Bael lost his breath.
It’s a trick, he told himself, even as he stared at Kett’s pale, thin face, twisted with pain and hatred. It’s a shapeshifter. It can look like anyone it wants.
But why would it choose to look like the woman I thought was my mate? How did it know?
Cautiously he breathed in, and used Var’s senses to separate out the scents in the room. Somewhere here had to be the shapeshifter’s scent, and when he’d caught that, he could rest assured that it wasn’t-
“Bael,” grated the creature on the floor.
It wasn’t Kett. It couldn’t be. Its voice was dry and scratchy, like fingernails on a blackboard.
The shapeshifter smiled with cracked lips. “Come to beat me up?” it rasped. “Come to kill me?”
The guards cheered but Bael just stared.
The shapeshifter moved, its face contorted with pain, and flopped back onto the hard stone floor. “You could just wait a day,” it scratched out, “I’ll be dead by then. Rituals, Bael. Bleeding a shapeshifter. Silver chain.”
“I didn’t say you could talk,” Bael said, panic thrumming through him. If it wasn’t Kett then how did it know? Had she spilled his secrets?
His heart pounded so loudly he could barely hear her next words.
“A shapeshifter,” she croaked, “and a bleeding Nas-”
“I said shut up!” Bael yelled, and two of the guards rushed forward, kicking viciously at the creature. As a heavily booted foot connected with its ribs, he heard a snap-
Snap, as the links in his head connected. Kett was the shapeshifter.
A shapeshifter and a Nasc bound by a silver chain.
They needed a second creature.
Albhar’s sly smile.
Couldn’t do it without you.
The old man knew.
Kett was curled into a ball, coughing in pain, her body spasming pathetically as the guards stood laughing and jeering. Albhar stood there, smiling as if he wasn’t planning to string Bael up and kill him in some mad power ritual.
He stared down at Kett’s broken body. They’re going to kill us both.
“I’m sorry,” Bael whispered to Kett, horrified, but he didn’t think she heard him. To his men, he babbled, “Leave it. Don’t kill it. Leave some for me, I mean. I’ll come back later. When I’ve rested. Later. Lock it up, it’s talking rubbish. I need to get out of here.” He barged past the guards. “There’s no fucking air. It stinks. Move!”
They let him pass, and then he heard the heavy door scrape shut.
Underneath the sound was the dry wheeze of Kett’s laughter.
The hot bath and soft bed held no appeal for Bael now.

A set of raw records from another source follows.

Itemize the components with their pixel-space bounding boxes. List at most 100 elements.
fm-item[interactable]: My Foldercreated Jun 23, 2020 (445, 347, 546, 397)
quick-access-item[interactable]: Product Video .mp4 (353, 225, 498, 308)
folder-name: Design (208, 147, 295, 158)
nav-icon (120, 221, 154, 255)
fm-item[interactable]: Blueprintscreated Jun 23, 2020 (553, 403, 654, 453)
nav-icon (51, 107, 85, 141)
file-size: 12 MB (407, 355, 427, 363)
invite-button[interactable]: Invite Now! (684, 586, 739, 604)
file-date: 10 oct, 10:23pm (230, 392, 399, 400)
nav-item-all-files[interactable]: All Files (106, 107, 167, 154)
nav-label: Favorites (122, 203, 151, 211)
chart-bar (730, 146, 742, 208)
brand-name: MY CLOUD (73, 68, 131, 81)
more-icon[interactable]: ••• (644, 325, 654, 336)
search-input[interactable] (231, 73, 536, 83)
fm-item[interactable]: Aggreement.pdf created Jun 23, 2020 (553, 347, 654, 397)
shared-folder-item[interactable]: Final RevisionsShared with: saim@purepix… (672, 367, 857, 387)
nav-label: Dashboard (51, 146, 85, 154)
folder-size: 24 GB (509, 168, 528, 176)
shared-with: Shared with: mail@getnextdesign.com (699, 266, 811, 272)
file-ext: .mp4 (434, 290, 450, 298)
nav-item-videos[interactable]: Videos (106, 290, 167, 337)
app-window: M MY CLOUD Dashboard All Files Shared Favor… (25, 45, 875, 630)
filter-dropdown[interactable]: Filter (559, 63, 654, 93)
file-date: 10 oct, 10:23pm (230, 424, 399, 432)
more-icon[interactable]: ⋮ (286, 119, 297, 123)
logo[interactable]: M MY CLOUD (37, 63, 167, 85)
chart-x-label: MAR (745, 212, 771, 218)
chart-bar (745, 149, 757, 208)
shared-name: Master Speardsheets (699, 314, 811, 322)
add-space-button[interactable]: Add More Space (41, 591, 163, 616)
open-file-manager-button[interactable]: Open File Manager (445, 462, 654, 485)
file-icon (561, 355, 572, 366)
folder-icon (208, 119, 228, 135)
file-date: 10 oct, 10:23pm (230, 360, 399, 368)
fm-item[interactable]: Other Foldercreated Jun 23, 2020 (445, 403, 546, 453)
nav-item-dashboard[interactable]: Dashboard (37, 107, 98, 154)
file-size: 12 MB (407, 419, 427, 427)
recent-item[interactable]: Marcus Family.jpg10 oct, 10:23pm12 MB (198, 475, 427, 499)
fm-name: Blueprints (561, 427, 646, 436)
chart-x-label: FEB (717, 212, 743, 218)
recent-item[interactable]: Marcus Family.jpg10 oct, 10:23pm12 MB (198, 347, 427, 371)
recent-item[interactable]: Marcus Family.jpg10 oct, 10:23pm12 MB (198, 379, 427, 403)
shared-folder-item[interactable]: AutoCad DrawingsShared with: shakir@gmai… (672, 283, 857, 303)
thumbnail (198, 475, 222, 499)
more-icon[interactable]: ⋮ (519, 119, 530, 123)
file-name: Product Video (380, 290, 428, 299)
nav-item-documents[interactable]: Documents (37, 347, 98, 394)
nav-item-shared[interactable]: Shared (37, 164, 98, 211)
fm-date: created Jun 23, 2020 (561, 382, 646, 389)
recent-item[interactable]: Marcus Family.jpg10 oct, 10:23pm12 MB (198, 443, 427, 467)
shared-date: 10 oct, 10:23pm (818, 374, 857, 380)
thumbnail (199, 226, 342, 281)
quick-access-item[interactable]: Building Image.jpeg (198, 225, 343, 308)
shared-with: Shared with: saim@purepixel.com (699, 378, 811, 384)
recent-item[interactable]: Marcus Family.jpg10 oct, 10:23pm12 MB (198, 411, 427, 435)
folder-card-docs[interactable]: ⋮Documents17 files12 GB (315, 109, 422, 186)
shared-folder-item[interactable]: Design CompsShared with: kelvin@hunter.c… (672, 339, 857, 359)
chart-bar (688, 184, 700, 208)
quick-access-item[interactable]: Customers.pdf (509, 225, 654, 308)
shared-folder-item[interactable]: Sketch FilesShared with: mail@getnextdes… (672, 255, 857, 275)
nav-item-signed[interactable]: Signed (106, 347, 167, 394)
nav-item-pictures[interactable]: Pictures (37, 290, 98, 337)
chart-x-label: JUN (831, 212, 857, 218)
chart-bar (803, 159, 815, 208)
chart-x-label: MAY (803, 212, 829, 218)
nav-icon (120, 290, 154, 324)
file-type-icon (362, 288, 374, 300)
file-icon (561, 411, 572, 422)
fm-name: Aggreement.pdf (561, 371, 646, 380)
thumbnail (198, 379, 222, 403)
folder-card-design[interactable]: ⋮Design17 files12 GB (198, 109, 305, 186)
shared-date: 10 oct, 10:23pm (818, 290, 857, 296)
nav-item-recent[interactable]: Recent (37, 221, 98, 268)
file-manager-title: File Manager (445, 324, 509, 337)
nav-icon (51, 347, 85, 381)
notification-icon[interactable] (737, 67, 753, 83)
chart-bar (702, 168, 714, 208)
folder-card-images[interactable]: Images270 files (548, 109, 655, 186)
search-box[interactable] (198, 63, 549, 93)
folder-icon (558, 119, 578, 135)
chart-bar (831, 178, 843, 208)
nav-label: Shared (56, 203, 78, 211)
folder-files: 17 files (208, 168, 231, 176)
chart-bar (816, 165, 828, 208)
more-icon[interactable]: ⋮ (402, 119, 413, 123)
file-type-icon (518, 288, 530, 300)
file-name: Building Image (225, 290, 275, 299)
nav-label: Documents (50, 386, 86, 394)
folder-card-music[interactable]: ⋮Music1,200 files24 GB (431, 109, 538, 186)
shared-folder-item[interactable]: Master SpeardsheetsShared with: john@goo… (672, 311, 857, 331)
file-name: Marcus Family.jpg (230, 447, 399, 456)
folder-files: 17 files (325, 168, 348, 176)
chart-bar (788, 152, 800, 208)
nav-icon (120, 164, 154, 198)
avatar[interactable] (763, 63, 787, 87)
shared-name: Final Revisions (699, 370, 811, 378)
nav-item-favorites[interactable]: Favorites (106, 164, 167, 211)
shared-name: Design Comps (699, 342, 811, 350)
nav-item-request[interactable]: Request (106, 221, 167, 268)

Pacing his locked chamber, cold with horror, panic and guilt, he clutched at Var, who pressed close to him as an anxious, angry little cat.

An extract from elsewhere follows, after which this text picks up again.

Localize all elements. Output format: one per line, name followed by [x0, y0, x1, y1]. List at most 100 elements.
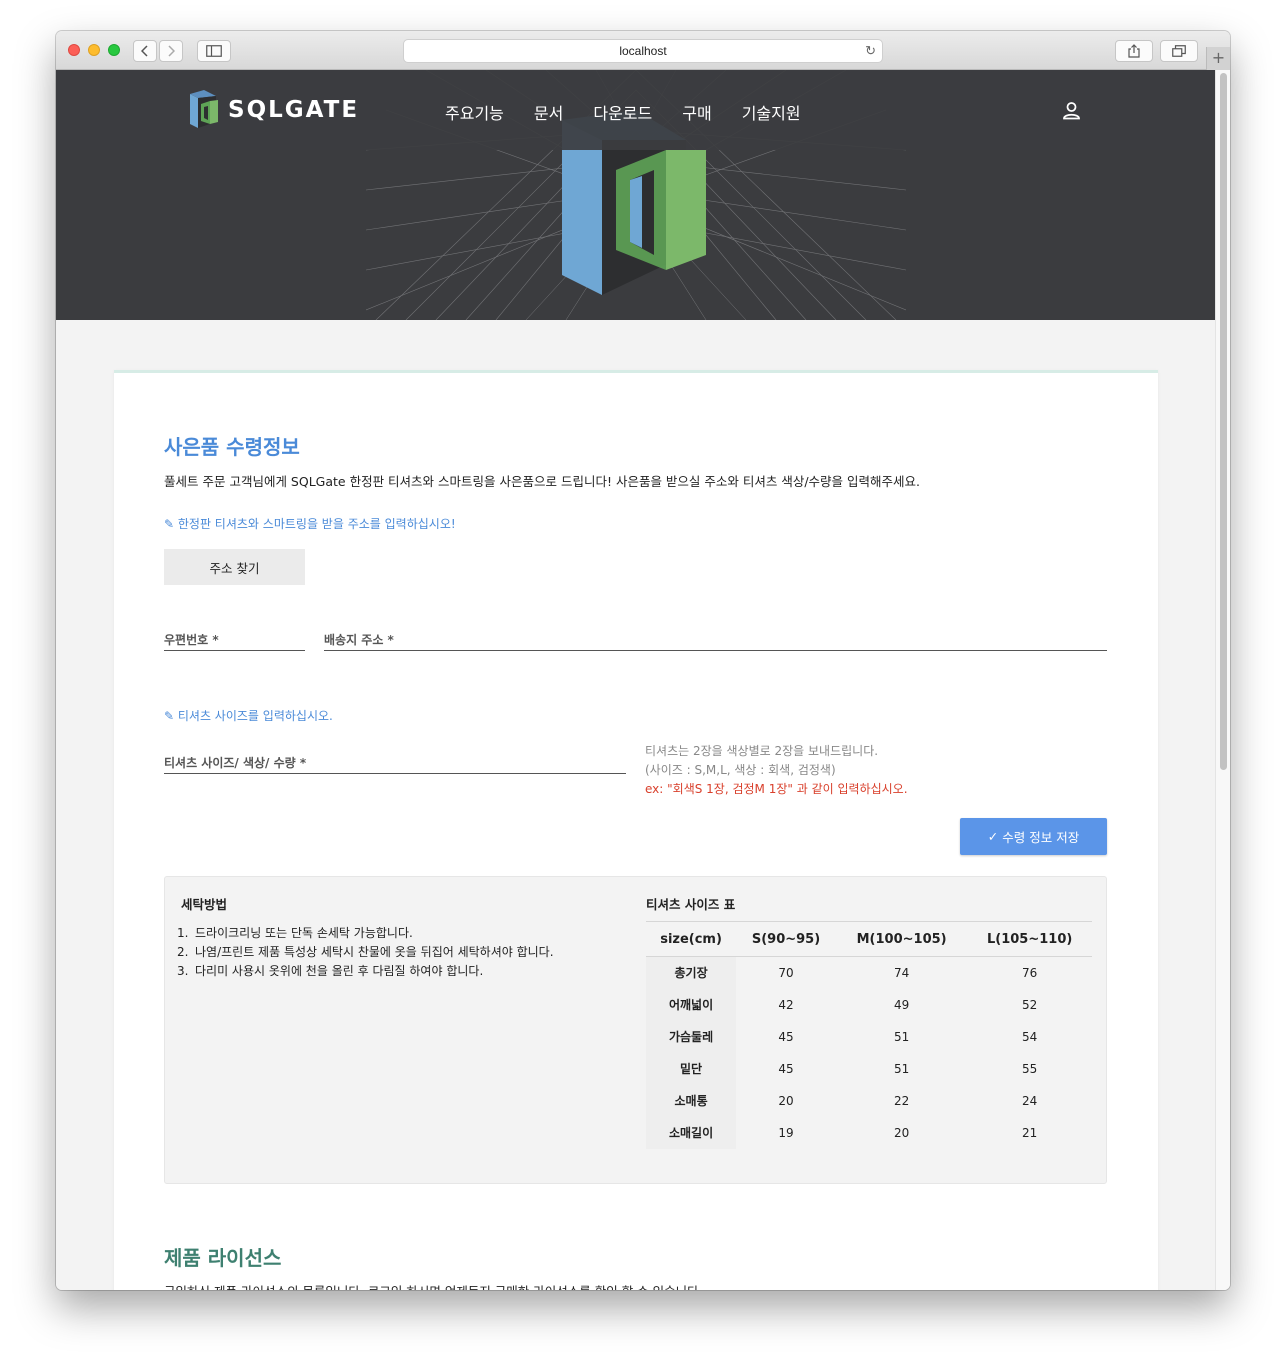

Kett was a shapeshifter. She’d kept that from him the whole time! How could she have done that, especially after he’d told her that he was a Mage? The one thing that might unite them, and she’d kept it to herself.

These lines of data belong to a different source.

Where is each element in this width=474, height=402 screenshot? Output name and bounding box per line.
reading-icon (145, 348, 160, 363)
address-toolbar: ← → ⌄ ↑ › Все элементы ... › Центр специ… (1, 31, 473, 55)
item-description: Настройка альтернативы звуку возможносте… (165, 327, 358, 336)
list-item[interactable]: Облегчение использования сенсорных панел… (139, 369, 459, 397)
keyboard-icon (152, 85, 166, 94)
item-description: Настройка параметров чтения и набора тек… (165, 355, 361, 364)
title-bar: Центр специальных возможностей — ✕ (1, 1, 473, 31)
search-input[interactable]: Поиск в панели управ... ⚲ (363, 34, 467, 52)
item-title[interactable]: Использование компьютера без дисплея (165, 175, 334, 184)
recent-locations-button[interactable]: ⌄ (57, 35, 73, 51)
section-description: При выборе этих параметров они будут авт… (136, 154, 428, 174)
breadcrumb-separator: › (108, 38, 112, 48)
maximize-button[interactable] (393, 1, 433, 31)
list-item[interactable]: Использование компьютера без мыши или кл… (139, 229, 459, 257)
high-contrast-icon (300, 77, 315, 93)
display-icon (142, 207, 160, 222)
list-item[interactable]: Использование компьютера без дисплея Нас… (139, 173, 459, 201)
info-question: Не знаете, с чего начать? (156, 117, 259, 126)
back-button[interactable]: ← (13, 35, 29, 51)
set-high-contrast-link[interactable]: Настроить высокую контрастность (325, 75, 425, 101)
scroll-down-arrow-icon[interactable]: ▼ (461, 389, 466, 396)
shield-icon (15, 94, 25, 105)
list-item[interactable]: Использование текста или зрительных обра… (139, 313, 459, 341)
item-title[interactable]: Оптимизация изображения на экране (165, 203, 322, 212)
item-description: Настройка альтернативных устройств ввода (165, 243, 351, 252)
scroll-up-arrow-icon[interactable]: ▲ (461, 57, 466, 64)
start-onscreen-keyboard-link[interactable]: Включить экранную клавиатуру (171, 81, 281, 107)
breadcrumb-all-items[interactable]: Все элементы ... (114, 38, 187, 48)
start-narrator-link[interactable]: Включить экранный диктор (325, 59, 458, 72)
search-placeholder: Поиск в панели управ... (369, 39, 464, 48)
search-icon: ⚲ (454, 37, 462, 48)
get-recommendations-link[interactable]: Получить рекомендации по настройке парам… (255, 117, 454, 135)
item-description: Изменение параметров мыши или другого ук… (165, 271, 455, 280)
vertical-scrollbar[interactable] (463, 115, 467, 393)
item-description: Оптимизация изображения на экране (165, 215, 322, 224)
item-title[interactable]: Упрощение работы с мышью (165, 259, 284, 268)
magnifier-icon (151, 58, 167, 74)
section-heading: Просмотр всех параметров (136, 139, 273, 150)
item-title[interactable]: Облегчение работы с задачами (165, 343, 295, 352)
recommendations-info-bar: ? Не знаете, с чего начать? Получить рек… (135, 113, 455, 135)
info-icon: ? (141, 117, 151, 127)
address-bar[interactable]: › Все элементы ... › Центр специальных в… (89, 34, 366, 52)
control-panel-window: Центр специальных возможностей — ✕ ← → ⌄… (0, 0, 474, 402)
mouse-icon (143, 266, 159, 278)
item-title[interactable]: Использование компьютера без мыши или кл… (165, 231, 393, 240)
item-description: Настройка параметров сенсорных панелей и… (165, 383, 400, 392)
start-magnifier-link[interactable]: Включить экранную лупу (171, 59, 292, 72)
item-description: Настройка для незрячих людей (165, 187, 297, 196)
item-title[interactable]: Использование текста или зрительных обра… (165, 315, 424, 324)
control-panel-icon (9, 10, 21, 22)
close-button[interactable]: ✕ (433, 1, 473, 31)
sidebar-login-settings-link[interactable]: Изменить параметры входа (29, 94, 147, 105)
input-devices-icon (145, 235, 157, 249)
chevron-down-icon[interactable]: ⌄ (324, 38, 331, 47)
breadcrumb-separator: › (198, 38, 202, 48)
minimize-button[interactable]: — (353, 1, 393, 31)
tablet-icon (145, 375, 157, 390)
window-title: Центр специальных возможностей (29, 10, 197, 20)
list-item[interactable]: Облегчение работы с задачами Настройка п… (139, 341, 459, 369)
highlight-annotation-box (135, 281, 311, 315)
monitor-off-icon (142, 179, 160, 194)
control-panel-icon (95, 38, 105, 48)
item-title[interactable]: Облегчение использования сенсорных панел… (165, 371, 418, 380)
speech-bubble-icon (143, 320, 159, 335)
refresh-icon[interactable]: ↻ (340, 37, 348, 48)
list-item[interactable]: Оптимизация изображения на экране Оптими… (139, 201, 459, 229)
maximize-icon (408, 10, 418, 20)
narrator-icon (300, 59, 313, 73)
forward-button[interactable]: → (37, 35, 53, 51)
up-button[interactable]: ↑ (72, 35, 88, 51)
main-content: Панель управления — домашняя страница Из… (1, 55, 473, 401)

Because she doesn’t want to be united with you, his conscience said. She went off fucking a whore the first chance she got. She clearly doesn’t want you.
Thoughts reeled around Bael’s head. Could Kett have killed his mother? No, she’d been a teenager. Not that Kett as a teenager wouldn’t have been lethal, but still. Albhar said she’d been an older woman. Kett’s mother? Maybe. Maybe Kett had been wearing age as a disguise. He wouldn’t put it past her.
And that wasn’t even the worst thing.
He set down Var and picked up his scryer, distractedly trying to remember what he’d been told about using it. Concentrate on the person you want.
The rock got warm in his hands. It vibrated. And then a voice was saying, “Bael? Are you all right?”
He opened his eyes to see Chance looking up at him from the face of the scryer, and nearly wept with relief.
“Your majesty,” he said, and she laughed prettily.
“You don’t need to go through all those formalities, Bael,” she said. “You’re practically family.”
“Yeah,” Bael said doubtfully. “Listen. This is really important. I think the Nasc are in danger. Can you warn them?”
Chance instantly snapped into business mode. “What is it?”
“There’s a ritual,” he began. “It involves a Nasc and a shapeshifter. And death. I think.”